You can try out this Experimental feature, but we do not recommend shipping projects with it.
This feature is Experimental.
Features are sometimes made available in an Experimental state so you can try them out, provide feedback, and see what we are planning. We do not recommend shipping projects with Experimental features. Please keep in mind that we do not guarantee backward compatibility for assets created at the experimental stage, the APIs for these features are subject to change, and we may remove entire Experimental features or specific functionality at our discretion.

Global Blutility Classes and the Blutility Shelf

Global Editor Utilities

The instructions on this page show you how to create and use a Global Editor Utility Blueprint class.

With typical Blueprint classes, you need to drop an instance of the Blueprint class into a Level in order to call its in-Editor functions and custom events, as described on the Scripting the Editor using Blueprints page. However, when you're creating utilities to extend the Editor, your scripts often don't have a dependency on a particular Level. For example, if you create a utility script that manipulates Assets in your Project's Content Browser, dropping an instance of that class into a Level doesn't help it do its job.

When you create a Global Editor Utility Blueprint class, you can call its in-Editor functions and custom events from the Content Browser, or from a new Blutility Shelf panel that you can customize to hold the Global Editor Utility classes you need.

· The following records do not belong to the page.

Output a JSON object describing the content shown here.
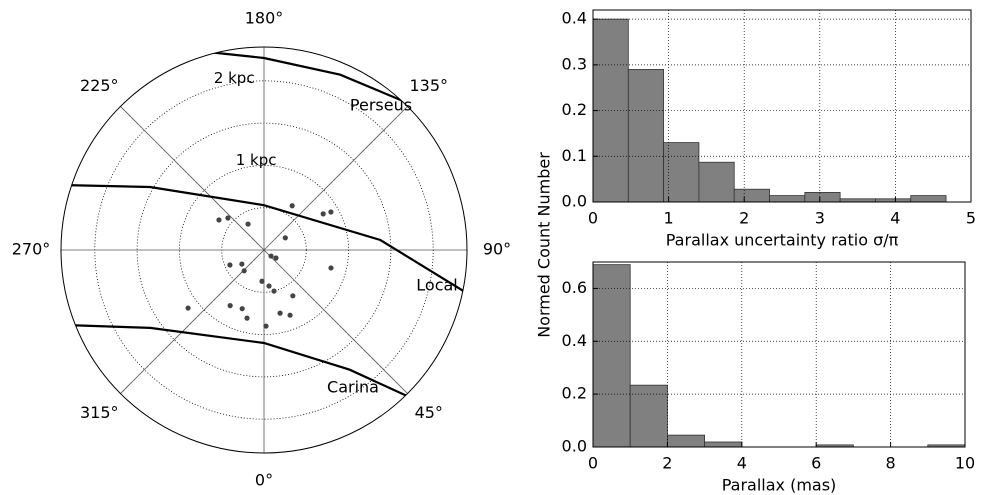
{
  "chart_data": [
    {
      "type": "polar",
      "rlim": [
        0,
        2.4
      ],
      "rgrid": [
        0.5,
        1,
        1.5,
        2
      ],
      "rticks": [
        {
          "value": 1,
          "label": "1 kpc"
        },
        {
          "value": 2,
          "label": "2 kpc"
        }
      ],
      "angle_ticks": [
        {
          "value": 0,
          "label": "0°"
        },
        {
          "value": 45,
          "label": "45°"
        },
        {
          "value": 90,
          "label": "90°"
        },
        {
          "value": 135,
          "label": "135°"
        },
        {
          "value": 180,
          "label": "180°"
        },
        {
          "value": 225,
          "label": "225°"
        },
        {
          "value": 270,
          "label": "270°"
        },
        {
          "value": 315,
          "label": "315°"
        }
      ],
      "points": {
        "color": "#444444",
        "l": [
          236.3,
          228.4,
          211.6,
          147.5,
          121.4,
          119.6,
          119.7,
          49.4,
          56.3,
          293.8,
          302.5,
          316.4,
          356.3,
          7.9,
          13.7,
          32.2,
          75.0,
          307.4,
          328.7,
          339.6,
          346.0,
          14.3,
          21.8,
          1.5
        ],
        "d": [
          0.64,
          0.57,
          0.36,
          0.62,
          0.82,
          0.91,
          0.29,
          0.11,
          0.17,
          0.44,
          0.31,
          0.34,
          0.37,
          0.43,
          0.5,
          0.64,
          0.82,
          1.13,
          0.77,
          0.74,
          0.83,
          0.77,
          0.83,
          0.9
        ]
      },
      "arms": [
        {
          "name": "Perseus",
          "color": "#000000",
          "l": [
            200.3,
            180,
            156.5,
            129.7
          ],
          "d": [
            2.52,
            2.27,
            2.26,
            2.55
          ]
        },
        {
          "name": "Local",
          "color": "#000000",
          "l": [
            252.7,
            241.1,
            180,
            94.9,
            77.7
          ],
          "d": [
            2.59,
            1.54,
            0.53,
            1.38,
            2.49
          ]
        },
        {
          "name": "Carina",
          "color": "#000000",
          "l": [
            289.7,
            304.4,
            0,
            35.6,
            45.7
          ],
          "d": [
            2.62,
            1.63,
            1.1,
            1.74,
            2.57
          ]
        }
      ]
    },
    {
      "type": "histogram",
      "xlabel": "Parallax uncertainty ratio σ/π",
      "ylabel": "Normed Count Number",
      "color": "#808080",
      "bins": [
        0,
        0.467,
        0.934,
        1.401,
        1.868,
        2.335,
        2.802,
        3.269,
        3.736,
        4.203,
        4.67
      ],
      "values": [
        0.4,
        0.29,
        0.13,
        0.087,
        0.028,
        0.014,
        0.021,
        0.007,
        0.007,
        0.014
      ],
      "xlim": [
        0,
        5
      ],
      "xticks": [
        0,
        1,
        2,
        3,
        4,
        5
      ],
      "ylim": [
        0,
        0.42
      ],
      "yticks": [
        {
          "value": 0,
          "label": "0.0"
        },
        0.1,
        0.2,
        0.3,
        0.4
      ],
      "grid": true
    },
    {
      "type": "histogram",
      "xlabel": "Parallax (mas)",
      "color": "#808080",
      "bins": [
        0,
        1,
        2,
        3,
        4,
        5,
        6,
        7,
        8,
        9,
        10
      ],
      "values": [
        0.69,
        0.234,
        0.045,
        0.019,
        0,
        0,
        0.008,
        0,
        0,
        0.008
      ],
      "xlim": [
        0,
        10
      ],
      "xticks": [
        0,
        2,
        4,
        6,
        8,
        10
      ],
      "ylim": [
        0,
        0.7
      ],
      "yticks": [
        {
          "value": 0,
          "label": "0.0"
        },
        0.2,
        0.4,
        0.6
      ],
      "grid": true
    }
  ]
}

  1. In the Content Browser, right-click the folder where you want to create your new Blueprint utility class, and choose Blueprints > Blutility from the contextual menu.
    Create new Blutility
  2. Choose the GlobalEditorUtilityBase as your parent class, and click Select.
    GlobalEditorUtilityBase parent class
  3. To edit the Blueprint graph for your new class, right-click it and choose Edit Blueprint from the contextual menu.
    Unlike typical Blueprints, double-clicking a Global Editor Utility class doesn't open its graph for editing. Instead, it opens a window that provides access to all functions and custom events in that Blueprint that have been marked with the Call in Editor setting.
  4. Either create a new function for your Blueprint class, or create a new Custom Event node in the Event Graph and enable its Call in Editor setting. From the output port of this function or custom event, create the Blueprint logic that you want your utility to carry out.
    For example, this graph iterates through each Asset in the Project and removes all collision shapes assigned to all Static Mesh Assets:
    Your Custom Event or function can't have any inputs. If it has any inputs, it won't be listed later when you open the Blutility from the Content Browser or from the Blutility Shelf.
  5. Save and Compile your Blueprint class.

End Result

Double-click your Blueprint class in the Content Browser to open a new window that lists all of the functions and Custom Events that have the Call In Editor setting enabled. Click any button to trigger the corresponding Blueprint graph you created in your Blutility class.


Instead of having to navigate to your Blutility classes in the Content Browser in order to launch your utility functions, you can access all of the Blutility classes you've created in the Blutility Shelf panel:

Blutility Shelf

Open this panel by choosing Window > Blutility Shelf from the main menu.